The she-wolf lounged at the river bank in a patch of weak sunlight, and growled at the babbling water. She couldn't pinpoint what was wrong. She'd never tasted anything like it, not as a wolf or a human. It wasn't spoiled meat or pollution. It was just...wrong. Nasty. She lapped at the water experimentally. If there was poison or waste getting into the river, she'd need to move dens.

She was pleased to find the nasty taste fainter than it had been first thing, although it was still there, cloying her throat. She shook her head hard, as if she could shake the taste away. She glanced up the cliff side, tracking the river's route. The cliff was steep, but not an impossible climb for a young, active she-wolf. On impulse, she bounced up and trotted to the foot of the cliff. 
In the summer, humans often denned overnight on the moors and in the hills, and the she-wolf sometimes found their waste after they’d gone. Maybe humans had denned near her cave and left something behind that got in the water. Beer, her own quiet human voice suggested. Beer, ale, lager. Cigarettes. She remembered beer, yeasty, earthy, and not entirely pleasant. But fun, she thought as she started scrabbling up the rocky cliff side. She had a flash of laughter and warmth, a dim memory of summer nights in human-shape. It faded as quickly as it formed, though, as she focused on keeping her footing on the loose earth and pointed rocks underfoot.

At the top of the cliff, tall grasses and heather stretched out all around, leaving the horizon wide open and the she-wolf exposed. The scent was stronger up here, and sent a crash of mixed signals through her brain. It didn’t smell like anything she’d ever run across, but at the same time, her wolf-self knew it.

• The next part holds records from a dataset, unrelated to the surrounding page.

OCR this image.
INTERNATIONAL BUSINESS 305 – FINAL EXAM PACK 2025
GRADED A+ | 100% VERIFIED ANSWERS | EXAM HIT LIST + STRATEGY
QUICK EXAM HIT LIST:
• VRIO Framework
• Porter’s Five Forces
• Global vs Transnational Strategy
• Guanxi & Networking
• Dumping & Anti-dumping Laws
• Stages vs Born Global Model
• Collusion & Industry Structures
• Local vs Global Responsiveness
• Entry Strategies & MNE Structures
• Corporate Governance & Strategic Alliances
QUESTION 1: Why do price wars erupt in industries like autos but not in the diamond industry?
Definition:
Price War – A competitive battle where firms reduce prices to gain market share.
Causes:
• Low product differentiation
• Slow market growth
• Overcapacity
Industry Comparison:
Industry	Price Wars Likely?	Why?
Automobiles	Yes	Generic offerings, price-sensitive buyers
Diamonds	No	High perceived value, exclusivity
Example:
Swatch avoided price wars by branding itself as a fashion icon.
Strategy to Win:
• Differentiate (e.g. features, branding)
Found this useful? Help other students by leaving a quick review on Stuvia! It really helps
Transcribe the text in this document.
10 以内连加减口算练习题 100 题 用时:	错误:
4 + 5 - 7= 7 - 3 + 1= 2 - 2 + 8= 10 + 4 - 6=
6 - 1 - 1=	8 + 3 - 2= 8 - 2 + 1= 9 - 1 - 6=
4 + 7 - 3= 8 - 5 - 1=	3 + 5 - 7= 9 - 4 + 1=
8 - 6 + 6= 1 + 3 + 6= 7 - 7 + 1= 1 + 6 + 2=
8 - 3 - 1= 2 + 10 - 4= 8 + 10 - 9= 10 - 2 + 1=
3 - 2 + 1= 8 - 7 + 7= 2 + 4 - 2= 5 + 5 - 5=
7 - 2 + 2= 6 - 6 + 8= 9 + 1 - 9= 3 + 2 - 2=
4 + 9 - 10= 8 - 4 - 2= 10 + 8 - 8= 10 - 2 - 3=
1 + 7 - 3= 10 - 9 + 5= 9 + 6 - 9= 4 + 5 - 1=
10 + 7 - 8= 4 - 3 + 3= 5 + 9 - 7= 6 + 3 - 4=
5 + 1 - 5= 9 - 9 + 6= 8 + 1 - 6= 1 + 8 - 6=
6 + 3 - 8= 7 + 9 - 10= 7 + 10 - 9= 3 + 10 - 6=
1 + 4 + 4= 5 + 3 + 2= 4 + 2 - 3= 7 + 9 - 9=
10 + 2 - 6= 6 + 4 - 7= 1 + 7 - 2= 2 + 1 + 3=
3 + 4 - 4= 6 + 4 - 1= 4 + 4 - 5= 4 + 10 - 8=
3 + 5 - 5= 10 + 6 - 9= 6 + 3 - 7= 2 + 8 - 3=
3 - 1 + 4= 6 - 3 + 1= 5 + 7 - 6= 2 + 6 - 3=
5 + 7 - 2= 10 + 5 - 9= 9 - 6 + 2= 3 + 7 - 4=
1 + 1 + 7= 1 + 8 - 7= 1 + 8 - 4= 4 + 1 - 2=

The same way she knew winter was coming early, with a marrow-deep knowing that skipped the logical, human part of her brain. She wanted to run, she wanted to howl, and she wanted to fight, and she didn’t know what she wanted most. That scent…it triggered both aggression and submission inside her. With her ears back and her tail curled in on itself, she paced the river bank restlessly, unsure which impulse to act on.

A bird screamed overhead and she looked up to see a kestrel darting out of the sky. It banked sharply and veered away. Its cry was shocking in the silence of the moors, and it shook the she-wolf from her confusion. Whatever had left that rich, rotten taint in the water, it wasn’t here now and its traces were fading. She was a lone wolf, without the resources or support of a pack to back her up on a potentially long, pointless hunt. As long as the tainted creature stayed away from her den, she wouldn’t waste her energy on it. If she found it prowling around or stealing her kills, then she’d act.

She lay down in the grass and rolled onto her back as the kestrel darted down again, this time seeming to collide with the earth before shooting off, a tiny animal dangling from its peak. A mouse or a vole, the she-wolf thought. Easy, plentiful prey. She didn’t mind sharing with the birds. Or the foxes, or even the occasional wildcat. Most small predators gave her a wide berth anyway, just passing through her territory on their way elsewhere. Maybe this creature – if it was a living thing – was the same. A passer-by, nothing she needed to worry about.

Satisfied, she returned to her den. It was a human habit to worry about things that hadn’t happened yet. Life was much simpler when you were a wolf.